The Homeland Security Department has asked for, and received, a new two-month pause in the court case surrounding its potential $10 billion small business IT contract being held up by 30 protests.
Nearly a dozen companies took their protests to the Court of Federal Claims in the fall after DHS did not select their bids for the FirstSource III contract.
DHS first chose a group of 30 IT value-added resellers for awards, but has yet to do the same for a second set focused on software providers.
The holdup in moving ahead is due mostly to how the original number of 11 protesters has almost tripled since the case started. DH Concepts Group, DH Technologies and Westwind Partners are the names of protestors under which the case has been consolidated.
But now the overall acquisition and procurement environment has changed for DHS, according to its granted motion for the stay filed Tuesday.
President Trump’s March 20 executive order directing the consolidation of the procurement of “common goods and services,” including IT, is almost certain to impact the future of FirstSource III.
The Trump administration is pushing for the General Services Administration to essentially be the central clearinghouse in procuring those goods and services for other civilian agencies.
DHS’ motion for the FirstSource III stay spells out the government’s intended timelines for making that happen.
By now (or within 60 days of Trump’s executive order), leaders at agencies and departments including DHS were due to submit plans to GSA for the latter to take on the bulk of their domestic procurement responsibilities.

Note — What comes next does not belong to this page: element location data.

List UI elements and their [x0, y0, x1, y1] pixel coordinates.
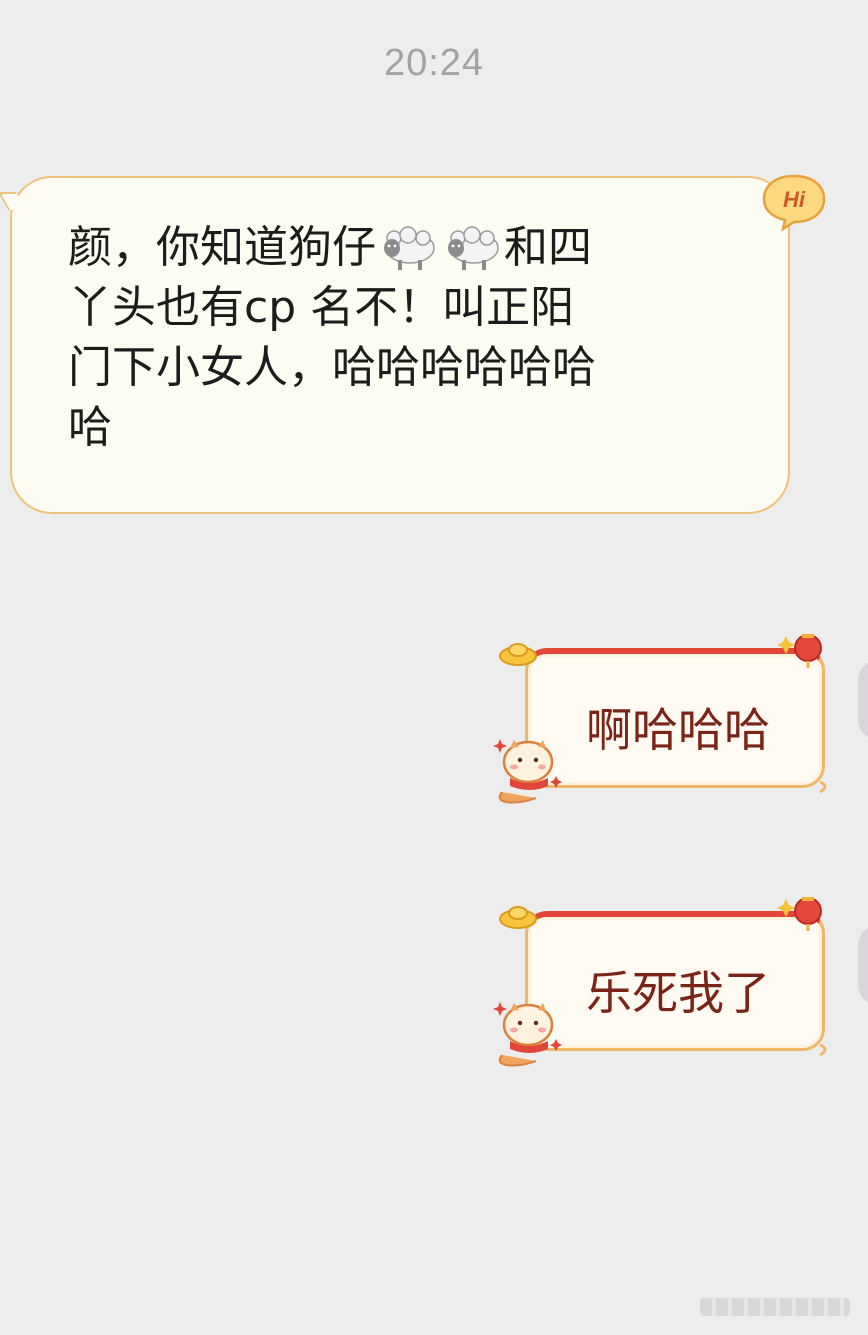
outgoing-message-1[interactable]: 啊哈哈哈	[490, 632, 840, 812]
message-text-part-1: 颜，你知道狗仔	[68, 222, 376, 273]
gold-ingot-icon	[499, 643, 537, 666]
lantern-icon	[777, 634, 822, 668]
outgoing-message-2[interactable]: 乐死我了	[490, 895, 840, 1075]
sheep-icon	[448, 226, 499, 270]
message-text-part-2: 和四	[504, 222, 592, 273]
incoming-message-text: 颜，你知道狗仔 和四丫头也有cp 名不！叫正阳 门下小女人，哈哈哈哈哈哈哈	[68, 218, 748, 458]
bubble-decoration	[493, 897, 827, 1067]
avatar[interactable]	[858, 660, 868, 740]
mascot-icon	[493, 739, 562, 804]
gold-ingot-icon	[499, 906, 537, 929]
lantern-icon	[777, 897, 822, 931]
incoming-message-bubble[interactable]: 颜，你知道狗仔 和四丫头也有cp 名不！叫正阳 门下小女人，哈哈哈哈哈哈哈	[0, 176, 790, 514]
message-text-line-3: 门下小女人，哈哈哈哈哈哈	[68, 342, 596, 393]
bubble-tail	[0, 192, 27, 210]
message-text-line-2: 丫头也有cp 名不！叫正阳	[68, 282, 575, 333]
avatar[interactable]	[858, 925, 868, 1005]
home-indicator	[700, 1298, 850, 1316]
hi-badge-text: Hi	[783, 187, 806, 212]
hi-badge-icon: Hi	[762, 174, 826, 232]
bubble-decoration	[493, 634, 827, 804]
sheep-icon	[384, 226, 435, 270]
message-text-line-4: 哈	[68, 402, 112, 453]
mascot-icon	[493, 1002, 562, 1067]
message-timestamp: 20:24	[383, 42, 485, 84]
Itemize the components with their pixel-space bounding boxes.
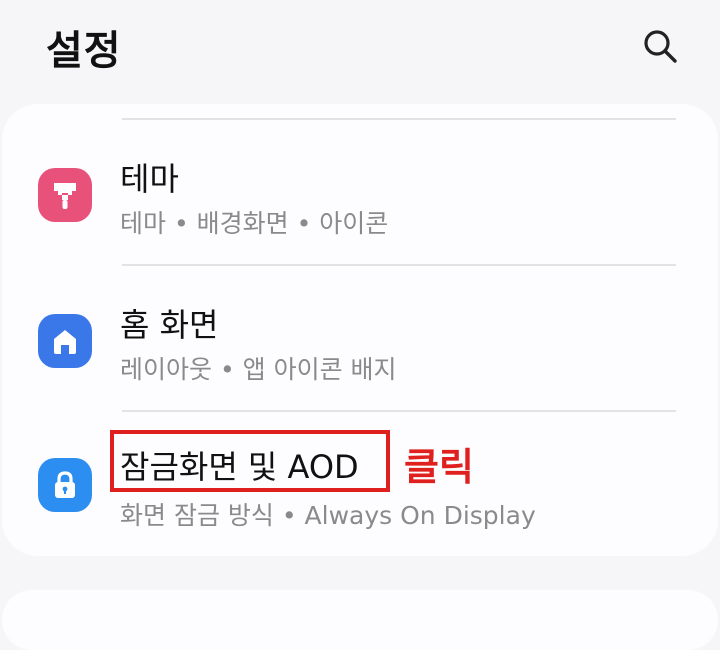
item-title: 테마 xyxy=(120,160,179,198)
item-subtitle: 레이아웃 • 앱 아이콘 배지 xyxy=(120,355,397,384)
home-icon-badge xyxy=(38,314,92,368)
settings-item-lock-screen[interactable]: 잠금화면 및 AOD 화면 잠금 방식 • Always On Display xyxy=(2,414,718,558)
divider xyxy=(122,264,676,266)
item-subtitle: 테마 • 배경화면 • 아이콘 xyxy=(120,209,389,238)
lock-icon-badge xyxy=(38,458,92,512)
home-icon xyxy=(54,330,76,354)
settings-card-next xyxy=(2,590,718,650)
divider xyxy=(122,118,676,120)
item-title: 잠금화면 및 AOD xyxy=(120,448,359,486)
click-annotation: 클릭 xyxy=(404,445,474,489)
paint-roller-icon xyxy=(54,183,76,209)
settings-card: 테마 테마 • 배경화면 • 아이콘 홈 화면 레이아웃 • 앱 아이콘 배지 … xyxy=(2,104,718,556)
settings-item-home-screen[interactable]: 홈 화면 레이아웃 • 앱 아이콘 배지 xyxy=(2,268,718,412)
search-icon xyxy=(644,30,677,63)
page-title: 설정 xyxy=(46,28,122,74)
item-title: 홈 화면 xyxy=(120,306,219,344)
header: 설정 xyxy=(0,0,720,100)
search-button[interactable] xyxy=(636,22,684,70)
settings-item-theme[interactable]: 테마 테마 • 배경화면 • 아이콘 xyxy=(2,122,718,266)
theme-icon-badge xyxy=(38,168,92,222)
divider xyxy=(122,410,676,412)
lock-icon xyxy=(55,471,75,498)
item-subtitle: 화면 잠금 방식 • Always On Display xyxy=(120,501,536,530)
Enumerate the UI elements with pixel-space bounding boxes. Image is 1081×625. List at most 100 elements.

Within 90 days of the executive order, GSA Acting Administrator Stephen Ehikian is due to provide the Office of Management and Budget a plan for the agency he leads to move ahead with centralizing civilian procurements there.

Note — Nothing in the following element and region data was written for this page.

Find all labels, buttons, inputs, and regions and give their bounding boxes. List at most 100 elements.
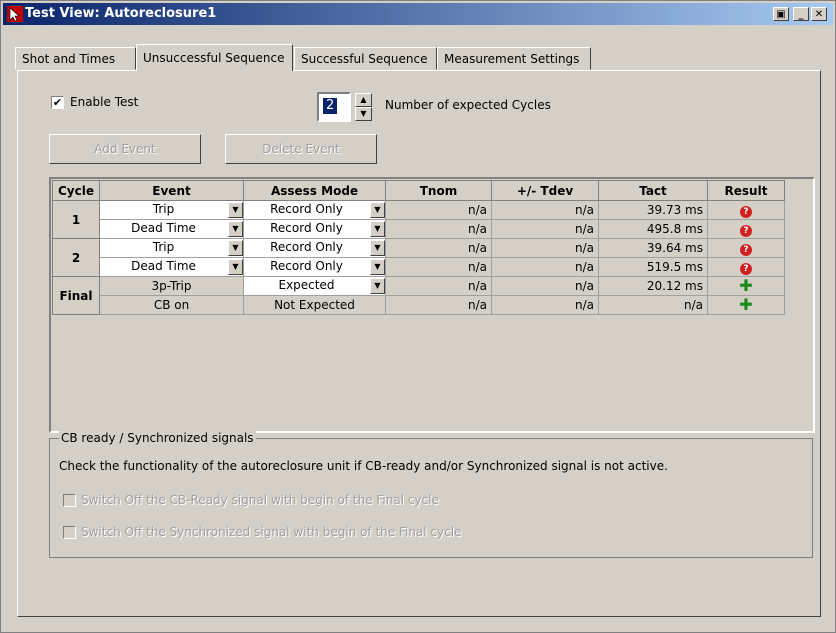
dropdown-arrow-icon[interactable]: ▼ <box>228 259 243 275</box>
assess-combo[interactable]: Expected ▼ <box>243 276 386 296</box>
event-cell: 3p-Trip <box>99 276 244 296</box>
tact-cell: 39.73 ms <box>598 200 708 220</box>
assess-value: Record Only <box>270 259 343 273</box>
cycles-value: 2 <box>323 98 338 114</box>
fail-icon: ? <box>740 243 752 256</box>
test-view-window: Test View: Autoreclosure1 ▣ _ ✕ Shot and… <box>0 0 836 633</box>
dropdown-arrow-icon[interactable]: ▼ <box>228 202 243 218</box>
event-value: Trip <box>152 202 175 216</box>
event-cell: CB on <box>99 295 244 315</box>
tact-cell: 39.64 ms <box>598 238 708 258</box>
cycle-cell: Final <box>52 276 100 315</box>
table-row: Final 3p-Trip Expected ▼ n/a n/a 20.12 ms… <box>52 276 785 315</box>
assess-cell: Not Expected <box>243 295 386 315</box>
tdev-cell[interactable]: n/a <box>491 200 599 220</box>
cb-group-description: Check the functionality of the autoreclo… <box>59 459 668 473</box>
header-event[interactable]: Event <box>99 180 244 201</box>
table-row: 2 Trip ▼ Record Only ▼ n/a n/a 39.64 ms ? <box>52 238 785 277</box>
header-tdev[interactable]: +/- Tdev <box>491 180 599 201</box>
result-cell: ? <box>707 238 785 258</box>
event-value: Trip <box>152 240 175 254</box>
event-combo[interactable]: Trip ▼ <box>99 238 244 258</box>
restore-button[interactable]: ▣ <box>773 7 789 21</box>
fail-icon: ? <box>740 224 752 237</box>
enable-test-checkbox[interactable]: ✔ <box>51 96 64 109</box>
spinner-down-button[interactable]: ▼ <box>355 107 372 121</box>
pass-icon: ✚ <box>739 295 753 314</box>
cycles-spinner-input[interactable]: 2 <box>317 92 351 122</box>
cycle-cell: 2 <box>52 238 100 277</box>
cb-ready-off-checkbox[interactable] <box>63 494 76 507</box>
tact-cell: n/a <box>598 295 708 315</box>
result-cell: ? <box>707 200 785 220</box>
result-cell: ? <box>707 257 785 277</box>
assess-value: Record Only <box>270 221 343 235</box>
event-value: Dead Time <box>131 259 196 273</box>
tdev-cell[interactable]: n/a <box>491 257 599 277</box>
close-button[interactable]: ✕ <box>811 7 827 21</box>
cb-ready-off-label: Switch Off the CB-Ready signal with begi… <box>81 493 439 507</box>
tdev-cell[interactable]: n/a <box>491 276 599 296</box>
assess-value: Expected <box>278 278 335 292</box>
table-row: Dead Time ▼ Record Only ▼ n/a n/a 519.5 ms… <box>53 257 785 277</box>
enable-test-label: Enable Test <box>70 95 139 109</box>
events-table: Cycle Event Assess Mode Tnom +/- Tdev Ta… <box>52 180 785 315</box>
tab-shot-and-times[interactable]: Shot and Times <box>15 47 136 70</box>
tnom-cell[interactable]: n/a <box>385 219 492 239</box>
assess-value: Record Only <box>270 240 343 254</box>
window-title: Test View: Autoreclosure1 <box>25 6 217 21</box>
events-grid: Cycle Event Assess Mode Tnom +/- Tdev Ta… <box>49 177 815 433</box>
minimize-button[interactable]: _ <box>793 7 809 21</box>
table-row: 1 Trip ▼ Record Only ▼ n/a n/a 39.73 ms ? <box>52 200 785 239</box>
assess-combo[interactable]: Record Only ▼ <box>243 200 386 220</box>
table-row: Dead Time ▼ Record Only ▼ n/a n/a 495.8 ms… <box>53 219 785 239</box>
event-combo[interactable]: Dead Time ▼ <box>99 257 244 277</box>
add-event-button[interactable]: Add Event <box>49 134 201 164</box>
header-tnom[interactable]: Tnom <box>385 180 492 201</box>
tnom-cell[interactable]: n/a <box>385 295 492 315</box>
tdev-cell[interactable]: n/a <box>491 295 599 315</box>
header-result[interactable]: Result <box>707 180 785 201</box>
pass-icon: ✚ <box>739 276 753 295</box>
delete-event-button[interactable]: Delete Event <box>225 134 377 164</box>
tdev-cell[interactable]: n/a <box>491 238 599 258</box>
header-cycle[interactable]: Cycle <box>52 180 100 201</box>
tab-measurement-settings[interactable]: Measurement Settings <box>437 47 591 70</box>
event-combo[interactable]: Trip ▼ <box>99 200 244 220</box>
tnom-cell[interactable]: n/a <box>385 276 492 296</box>
tab-unsuccessful-sequence[interactable]: Unsuccessful Sequence <box>136 44 293 71</box>
dropdown-arrow-icon[interactable]: ▼ <box>370 221 385 237</box>
dropdown-arrow-icon[interactable]: ▼ <box>370 259 385 275</box>
event-value: Dead Time <box>131 221 196 235</box>
cycle-cell: 1 <box>52 200 100 239</box>
assess-combo[interactable]: Record Only ▼ <box>243 257 386 277</box>
sync-off-label: Switch Off the Synchronized signal with … <box>81 525 462 539</box>
header-tact[interactable]: Tact <box>598 180 708 201</box>
tnom-cell[interactable]: n/a <box>385 257 492 277</box>
dropdown-arrow-icon[interactable]: ▼ <box>370 278 385 294</box>
assess-combo[interactable]: Record Only ▼ <box>243 219 386 239</box>
title-bar[interactable]: Test View: Autoreclosure1 ▣ _ ✕ <box>3 3 833 25</box>
tdev-cell[interactable]: n/a <box>491 219 599 239</box>
event-combo[interactable]: Dead Time ▼ <box>99 219 244 239</box>
tab-successful-sequence[interactable]: Successful Sequence <box>294 47 437 70</box>
assess-combo[interactable]: Record Only ▼ <box>243 238 386 258</box>
header-assess-mode[interactable]: Assess Mode <box>243 180 386 201</box>
app-icon <box>7 6 23 22</box>
dropdown-arrow-icon[interactable]: ▼ <box>370 202 385 218</box>
spinner-up-button[interactable]: ▲ <box>355 93 372 107</box>
result-cell: ? <box>707 219 785 239</box>
fail-icon: ? <box>740 262 752 275</box>
result-cell: ✚ <box>707 295 785 315</box>
dropdown-arrow-icon[interactable]: ▼ <box>228 240 243 256</box>
result-cell: ✚ <box>707 276 785 296</box>
tact-cell: 495.8 ms <box>598 219 708 239</box>
sync-off-checkbox[interactable] <box>63 526 76 539</box>
tnom-cell[interactable]: n/a <box>385 238 492 258</box>
tnom-cell[interactable]: n/a <box>385 200 492 220</box>
assess-value: Record Only <box>270 202 343 216</box>
table-row: CB on Not Expected n/a n/a n/a ✚ <box>53 295 785 315</box>
dropdown-arrow-icon[interactable]: ▼ <box>370 240 385 256</box>
dropdown-arrow-icon[interactable]: ▼ <box>228 221 243 237</box>
tact-cell: 519.5 ms <box>598 257 708 277</box>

Also according to its motion, DHS also will not open up FirstSource III for delivery orders until at least March 2026.
That delay is to account for both the stay period, a decision on where the contract fits into the Trump administration’s procurement consolidation push, and time needed to resolve the protests.
DHS is due to update the court on where things stand by July 28, when the stay is slated to expire unless the judge extends it again.
The department uses FirstSource to acquire IT hardware, software and ancillary services from small business. FirstSource II opened for business in 2012 and logged approximately $6.2 in order volume to-date, according to GovTribe data.